The death penalty was commuted to life in prison before a 40-year fight to clear his name resulted in the quashing of the murder conviction in 2012.
Mr Holden always maintained British soldiers tortured him in order to obtain a false confession to Private Bell.
He later accepted £1m compensation for the miscarriage of justice, the maximum pay-out available under the terms of the Criminal Justice Act 1988.
In a separate civil action against the Ministry of Defence, his estate was also awarded £350,000 damages last year for how he had been humiliated and exposed to violent waterboarding interrogation techniques during detention.
By that stage, the family’s legal costs in the miscarriage of justice case had been assessed as just over £120,000.
Judicial review proceedings were brought against the Department of Justice for refusing to foot the bill due to the cap on payments imposed by legislation.
The family’s lawyers claimed it was unlikely Parliament intended compensation to include the associated costs of obtaining that outcome.
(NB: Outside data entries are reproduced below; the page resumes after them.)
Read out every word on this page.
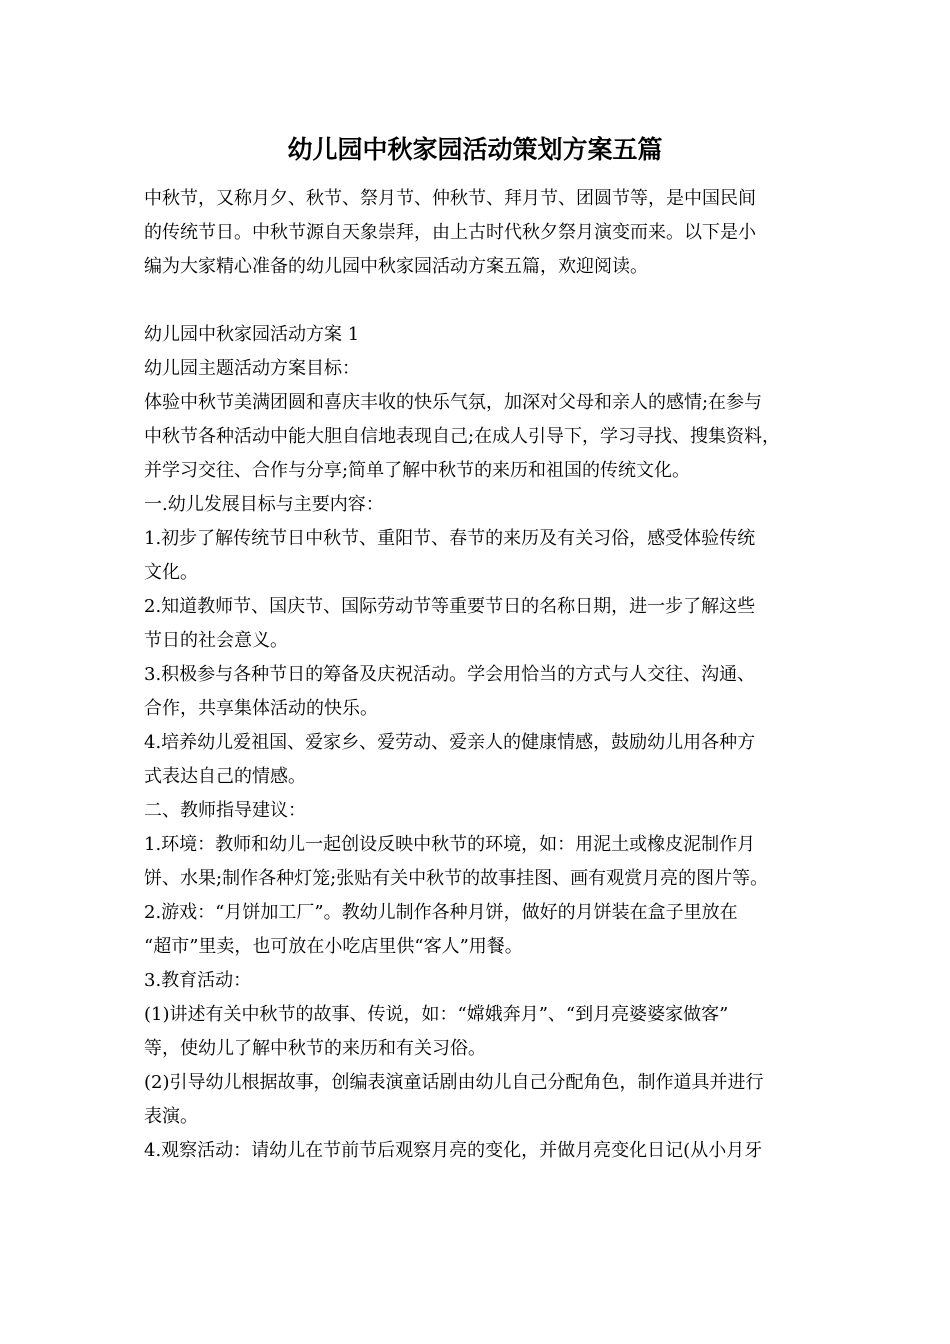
幼儿园中秋家园活动策划方案五篇

中秋节，又称月夕、秋节、祭月节、仲秋节、拜月节、团圆节等，是中国民间

的传统节日。中秋节源自天象崇拜，由上古时代秋夕祭月演变而来。以下是小

编为大家精心准备的幼儿园中秋家园活动方案五篇，欢迎阅读。

幼儿园中秋家园活动方案 1

幼儿园主题活动方案目标：

体验中秋节美满团圆和喜庆丰收的快乐气氛，加深对父母和亲人的感情;在参与

中秋节各种活动中能大胆自信地表现自己;在成人引导下，学习寻找、搜集资料，

并学习交往、合作与分享;简单了解中秋节的来历和祖国的传统文化。

一.幼儿发展目标与主要内容：

1.初步了解传统节日中秋节、重阳节、春节的来历及有关习俗，感受体验传统

文化。

2.知道教师节、国庆节、国际劳动节等重要节日的名称日期，进一步了解这些

节日的社会意义。

3.积极参与各种节日的筹备及庆祝活动。学会用恰当的方式与人交往、沟通、

合作，共享集体活动的快乐。

4.培养幼儿爱祖国、爱家乡、爱劳动、爱亲人的健康情感，鼓励幼儿用各种方

式表达自己的情感。

二、教师指导建议：

1.环境：教师和幼儿一起创设反映中秋节的环境，如：用泥土或橡皮泥制作月

饼、水果;制作各种灯笼;张贴有关中秋节的故事挂图、画有观赏月亮的图片等。

2.游戏：“月饼加工厂”。教幼儿制作各种月饼，做好的月饼装在盒子里放在

“超市”里卖，也可放在小吃店里供“客人”用餐。

3.教育活动：

(1)讲述有关中秋节的故事、传说，如：“嫦娥奔月”、“到月亮婆婆家做客”

等，使幼儿了解中秋节的来历和有关习俗。

(2)引导幼儿根据故事，创编表演童话剧由幼儿自己分配角色，制作道具并进行

表演。

4.观察活动：请幼儿在节前节后观察月亮的变化，并做月亮变化日记(从小月牙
Counsel for the department insisted, however, that whatever is paid out under the 1988 Act cannot exceed the statutory maximum of £1m.
Based on that position, Dame Siobhan said it was unsatisfactory to have engaged in a costs assessment process.
“The result is that the appellant and the solicitors can justifiably feel aggrieved that costs were not paid,” she stated.
However, she stressed the issue centred on the legal authority to pay out over the £1m cap.
If that circumstance arises the legislation does clearly prevent any further payment,” she held.
Dismissing the family’s challenge, she confirmed the department’s position to be legally correct adding: “The respondent could as an expression of goodwill pay the costs in this case given the tenable view that the taxation process was entered into with the expectation that costs would follow”.